What is quantitative investing?
Quantitative investing refers to rules-based strategies that build portfolios using mathematical models, statistical analysis and data-driven techniques.
Portfolio managers and traders who use quantitative investing approaches often harness powerful computers, algorithms and big data to capture investment opportunities that might otherwise be unavailable.
By contrast, traditional forms of active investing rely on human judgement, knowledge, experience and research to make investment decisions. Quantitative professionals, or ‘quants’, call this the fundamental discretionary approach.
Quantitative strategies employ an automated framework that directly translates investment research into portfolio positions. This allows for a clear relationship to be developed between portfolio positioning, portfolio risk and portfolio outcomes.
In an efficient quantitative investment process, risk management is the final key component to ensure that risk and return are derived from the portfolio shape suggested by the manager’s research process.
Sean Phayre, PhD, Global Head of Quantitative Index Solutions, abrdn
Systematic investing, which is a type of quantitative approach, removes human bias and emotion from the portfolio construction process. This prevents the portfolio from deviating significantly from the investment strategy and focuses it on intended sources of risk and return.
Types of quantitative investment strategies
The rules-based nature of quantitative investing means that it encompasses a vast array of strategies. Increasingly, these rules may involve artificial intelligence (AI) or machine learning, while others utilise alternative data sources, such as social media trends or investment factors that assets may be exposed to. Below, we expand on a few types of systematic approaches.
Passive index strategies are designed to track the performance of common market indices, such as the S&P 500 US stock market index. They seek to minimise the difference between a fully replicated index (the ‘ideal’ portfolio) and the most efficient investible portfolio, based on minimising constituent trading, relative risk and transaction costs.
Passive index funds carry some degree of ‘tracking error’ – in other words, their performance may slightly deviate from the benchmark index’s due to trading costs or liquidity constraints. Quantitative, systematic techniques provide a comprehensive analysis of the index to reduce these issues and more accurately replicate the benchmark’s performance.
Enhanced index strategies often harness what are known as ‘factor’ investing techniques and seek to outperform a benchmark index by ‘tilting’ (or adjusting) their exposure to underlying constituents.
A fund may allocate an overweight or underweight position to an individual security based on quantifiable factors, such as size, value, quality, momentum, and volatility. These factors can play a significant role in short-term performance – for instance, depending on the prevailing market environment, a fund may benefit from having either more or less exposure to volatility than the benchmark index.
The intention is that the fund adapts to different stages of the market cycle, which could potentially lead to long-term outperformance.
Sustainable index strategies, a more recent development, follow a similar approach by tilting (or sometimes excluding) constituents according to sustainability factors, such as a company’s carbon intensity or ESG scores.

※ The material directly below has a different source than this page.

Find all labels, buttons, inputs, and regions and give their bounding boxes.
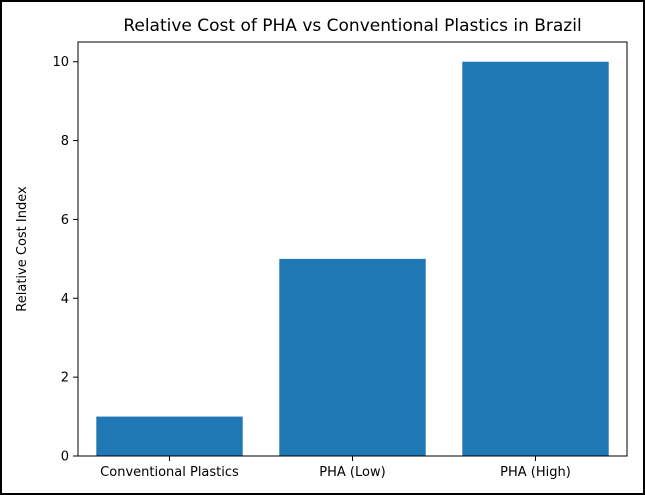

These strategies are typically designed with specific sustainability objectives or metrics in mind – for instance, keeping the portfolio’s overall carbon intensity at least 50% below the standard market-capitalisation index, while maintaining a risk-aware stance against the mainstream index.
The advantages of quantitative investing
Systematic – by removing discretionary human decision-making from the portfolio construction and maintenance processes, a quantitative fund can follow the investment strategy with 100% consistency.Although fundamental discretionary approaches often adhere to investment rules, they are generally exposed to some degree of bias or emotion. Furthermore, systematic solutions are more capable of applying rules to manage increased market index concentration, whether transient or permanent. A recent example of this is the ‘Magnificent 7’ phenomenon in the US. Discretionary processes are less well-equipped to manage such concentration risks in a timely manner.
The rules of a systematic process are designed to ensure that guardrails are in place to maintain a consistent risk profile at all times. Additionally, regular rebalancing is often a feature that ensures buy-sell discipline is adhered to and the portfolio is systematically refreshed while controlling turnover. Consequently, positions are increased or decreased in reaction to ensuing market dynamics, and the impact of concentration is largely dissipated.
Diversification – by focusing on multiple factors, such as those that occur at different stages of the market cycle, an enhanced systematic fund can arguably better diversify against macro and geopolitical risks than is afforded by a fundamental discretionary management process or indeed a traditional passive index tracker.
Cost-effective – systematic funds provide cost-efficient access to regional and global equity markets.
The drawbacks of quantitative investing
Quantitative strategies are only as good as the data and the factor-based models they rely on. If the factors are based on erroneous data, or the data has been misinterpreted, the models will provide false signals on the direction of securities.Additionally, factor models cannot fully explain the performance of financial variables, and there may be other significant influences over the direction of financial assets. These models often require significant amounts of information and, in some cases, only limited amounts of historical data may be available.